And gender-based violence fell into the bucket of, “where do we sign a deal so we can partner.”

00:11:53 Katie Jensen: I think it's interesting to talk about where responsibility lies, because often responsibility may lie with a party who's not able to provide. Yeah. Compensation or care for the actions they've incurred on a population.

00:12:08 Barb Simmons: Right, exactly. Exactly right. 

00:12:10 Katie Jensen: I'm curious about how the work that the Office of Women's Social and Economic Opportunity engaged with non-binary and trans women, 

00:12:19 Barb Simmons: So we called it gender-based violence, which was intended to be the more universal terminology, right. It used to be the universal term was violence against women.

Right. Stats, I think right now are 95% of victims of assault are women or identify as women, but 90% of assailants are men or identify as men. So it's always still a double-edged sword because you do wanna be really clear that 2S folks, LGBTQ folks, right, particularly trans folks, are very disproportionately victims of assault.

So trying to make sure that all of the programs were universally welcoming. Was often a challenge and we would run up against cultural barriers where programs and initiatives were sponsored by particular community groups who were not comfortable with trans or non-binary initiatives as a focus area for their work.

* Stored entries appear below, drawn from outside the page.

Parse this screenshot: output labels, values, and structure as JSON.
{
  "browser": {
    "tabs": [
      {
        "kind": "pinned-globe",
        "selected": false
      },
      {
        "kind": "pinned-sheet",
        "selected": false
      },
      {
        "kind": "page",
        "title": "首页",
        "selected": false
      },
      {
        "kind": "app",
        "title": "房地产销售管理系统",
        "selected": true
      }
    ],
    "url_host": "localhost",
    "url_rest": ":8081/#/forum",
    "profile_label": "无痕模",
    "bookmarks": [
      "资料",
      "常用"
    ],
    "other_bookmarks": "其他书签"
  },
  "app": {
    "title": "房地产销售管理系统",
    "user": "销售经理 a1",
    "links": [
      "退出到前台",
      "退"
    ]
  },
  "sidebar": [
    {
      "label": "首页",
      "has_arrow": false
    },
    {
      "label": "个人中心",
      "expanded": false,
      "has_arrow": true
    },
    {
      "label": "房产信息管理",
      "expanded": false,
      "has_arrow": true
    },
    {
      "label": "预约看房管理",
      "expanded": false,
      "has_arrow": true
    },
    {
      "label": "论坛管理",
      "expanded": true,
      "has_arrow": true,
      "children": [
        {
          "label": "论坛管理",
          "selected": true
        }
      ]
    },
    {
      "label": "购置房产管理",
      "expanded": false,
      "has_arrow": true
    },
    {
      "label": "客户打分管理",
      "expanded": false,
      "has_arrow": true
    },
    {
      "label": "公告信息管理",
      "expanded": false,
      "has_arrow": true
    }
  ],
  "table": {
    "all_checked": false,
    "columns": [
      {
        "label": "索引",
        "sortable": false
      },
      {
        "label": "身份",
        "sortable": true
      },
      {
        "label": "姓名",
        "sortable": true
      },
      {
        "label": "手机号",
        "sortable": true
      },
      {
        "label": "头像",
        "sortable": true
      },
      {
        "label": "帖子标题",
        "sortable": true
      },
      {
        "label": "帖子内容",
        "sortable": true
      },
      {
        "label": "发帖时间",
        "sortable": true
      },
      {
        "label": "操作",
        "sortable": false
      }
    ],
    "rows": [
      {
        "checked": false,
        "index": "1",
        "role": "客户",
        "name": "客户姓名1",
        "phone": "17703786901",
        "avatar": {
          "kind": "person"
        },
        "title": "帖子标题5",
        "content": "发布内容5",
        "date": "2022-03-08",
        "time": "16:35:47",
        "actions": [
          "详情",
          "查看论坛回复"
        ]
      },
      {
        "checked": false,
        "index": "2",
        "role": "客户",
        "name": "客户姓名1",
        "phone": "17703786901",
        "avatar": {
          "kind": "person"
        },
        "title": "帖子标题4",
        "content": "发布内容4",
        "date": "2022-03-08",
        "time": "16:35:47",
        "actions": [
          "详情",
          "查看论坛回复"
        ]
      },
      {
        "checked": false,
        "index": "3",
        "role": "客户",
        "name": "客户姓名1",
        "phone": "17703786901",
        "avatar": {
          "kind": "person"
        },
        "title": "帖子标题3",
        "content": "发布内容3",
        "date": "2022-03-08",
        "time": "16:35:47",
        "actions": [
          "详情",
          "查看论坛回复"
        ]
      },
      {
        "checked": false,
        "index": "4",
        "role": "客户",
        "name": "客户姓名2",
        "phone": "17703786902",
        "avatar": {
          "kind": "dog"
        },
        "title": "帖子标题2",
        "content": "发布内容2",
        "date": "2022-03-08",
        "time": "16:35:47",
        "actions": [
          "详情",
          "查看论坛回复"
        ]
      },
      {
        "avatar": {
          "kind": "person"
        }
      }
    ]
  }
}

So our programming stipulated that you've got to be welcoming to people of all genders and all presentations. Like we had to use sort of watered down language. But in the real world we know that, unless you stand up there and you have an executive director who says, “I'm trans and I'm proud,” you are unlikely to get trans youth, for example, the most marginalized, the most likely to be unhoused, the most likely to be victims of violence, to be turfed out of their homes, all the rest of it.

You are unlikely to get those kids coming to your programs. Right? 

00:13:49 Katie Jensen: I mean, I think it's really important to acknowledge even amongst ourselves that an opportunity for one group doesn't take away. Opportunities for other groups. I think that's a universal truth. 

00:14:02 Barb Simmons: Yeah. 

00:14:02 Katie Jensen: Where it's like, just because this one group needs particular help doesn't mean that we care any less or that the troubles are any less for another group.

00:14:11 Barb Simmons: Yep. That's exactly it. 

00:14:13 Katie Jensen: So how did you know it was time to retire? Was it just that you had hit like a certain year working in OPS? 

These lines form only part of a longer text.